The first thing that pops into most people’s minds when they hear the word “pickle” is a pickled cucumber (often seasoned with dill). And that’s fine! There’s a reason that particular fruit/vegetable has risen to the top of the pickle pile. Pickled cucumbers are easy to make and fun to snack on.
Next on the list are usually other pickled vegetables: carrots, cauliflower, peppers, even whole garlic cloves. These brined and crunchy treats are both good tasting and good for you. The good tasting part comes from whatever you add to the pickling process for your end result (this author prefers a little bit of spicy heat), and the good for you part comes from the fermentation process that occurs when something is pickled. (More on that below.)
There are some other options for things to pickle, especially when we think about celebrating National Pickle Day, which takes place every Nov. 14. Think outside the box! Or the jar, as it were.
Although they’re currently out of season, strawberries are a fun fruit to pickle. They’re good for salads and cocktails once they’re preserved this way. Another one to think about for next year is watermelon rind – yes, the rind, after you peel off the tough green skin. Pickle the white part of the rind for a snack throughout the year.
Pickled onions are often used on sandwiches and salads, so why not make some yourself? Red onions specifically add a bold pop of color to your dishes and the pickled version of this veggie tends to be a lot more mellow than its raw counterpart.
Red tomatoes are for sauces, but green tomatoes can be for more than frying! The Food Network offers up a scrumptious and spicy option for pickled green tomatoes – check it out here.
On the non-produce side of pickled things are pickled eggs, one of my brother’s favorite treats. I have seen this man eat entire 12-ounce jars of quail eggs and a dozen chicken eggs in one sitting. That’s probably too much for most of our readers, but preserved properly and enjoyed in normal portions, “pickled eggs are healthy,” said the FoodXP, an online hub for food enthusiasts. “They are rich in protein, have low-fat content and are low in calories as well. They also provide antioxidants, healthy fats, vitamin A, vitamin D, etc. They help in maintaining your gut health as they contain probiotics due to pickling. Pickled eggs also help inefficient digestion and improve your immune system.”
Which leads me back to the benefits of pickling. The health benefits are derived from the live microbes that thrive in fermenting foods which are probiotics. Probiotics are a mixture of live bacteria and/or yeast that lives in your body. They are good bacteria that help keep you healthy.

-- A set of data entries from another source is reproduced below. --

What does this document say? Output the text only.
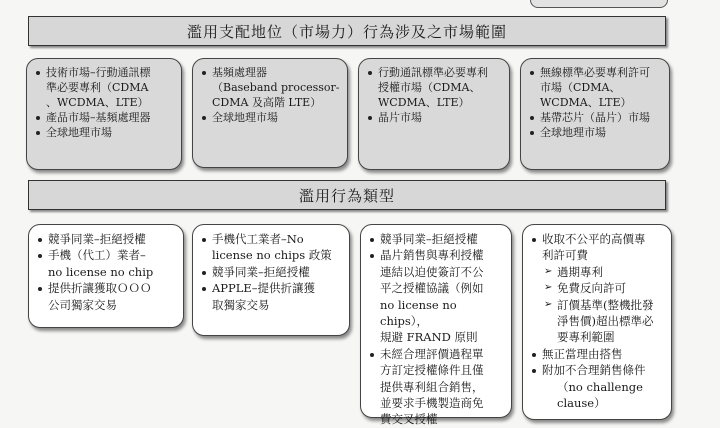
濫用支配地位（市場力）行為涉及之市場範圍
技術市場–行動通訊標
準必要專利（CDMA
、WCDMA、LTE）
產品市場–基頻處理器
全球地理市場
基頻處理器
（Baseband processor-
CDMA 及高階 LTE）
全球地理市場
行動通訊標準必要專利
授權市場（CDMA、
WCDMA、LTE）
晶片市場
無線標準必要專利許可
市場（CDMA、
WCDMA、LTE）
基帶芯片（晶片）市場
全球地理市場
濫用行為類型
競爭同業–拒絕授權
手機（代工）業者–
no license no chip
提供折讓獲取ＯＯＯ
公司獨家交易
手機代工業者–No
license no chips 政策
競爭同業–拒絕授權
APPLE–提供折讓獲
取獨家交易
競爭同業–拒絕授權
晶片銷售與專利授權
連結以迫使簽訂不公
平之授權協議（例如
no license no chips），
規避 FRAND 原則
未經合理評價過程單
方訂定授權條件且僅
提供專利組合銷售，
並要求手機製造商免
費交叉授權
收取不公平的高價專
利許可費
➢ 過期專利
➢ 免費反向許可
➢ 訂價基準(整機批發
淨售價)超出標準必
要專利範圍
無正當理由搭售
附加不合理銷售條件
（no challenge clause）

“In addition to helping food last longer, fermentation also enhances the taste of foods, giving them added complexity. Plus, the fermentation process works other forms of magic on foods, changing them and adding nutrients,” according to research from Harvard Medical School. “For example, by eating fermented vegetables, vegetarians can get vitamin B12, which otherwise isn’t present in plant foods,” said Dr. David S. Ludwig, a professor of nutrition at the Harvard T.H. Chan School of Public Health.
Consider pickling the last of your produce as the harvest season winds down – or purchasing some from your local co-op or farmers market. Pickled foods will provide an exciting little bite of flavor through the cold winter months.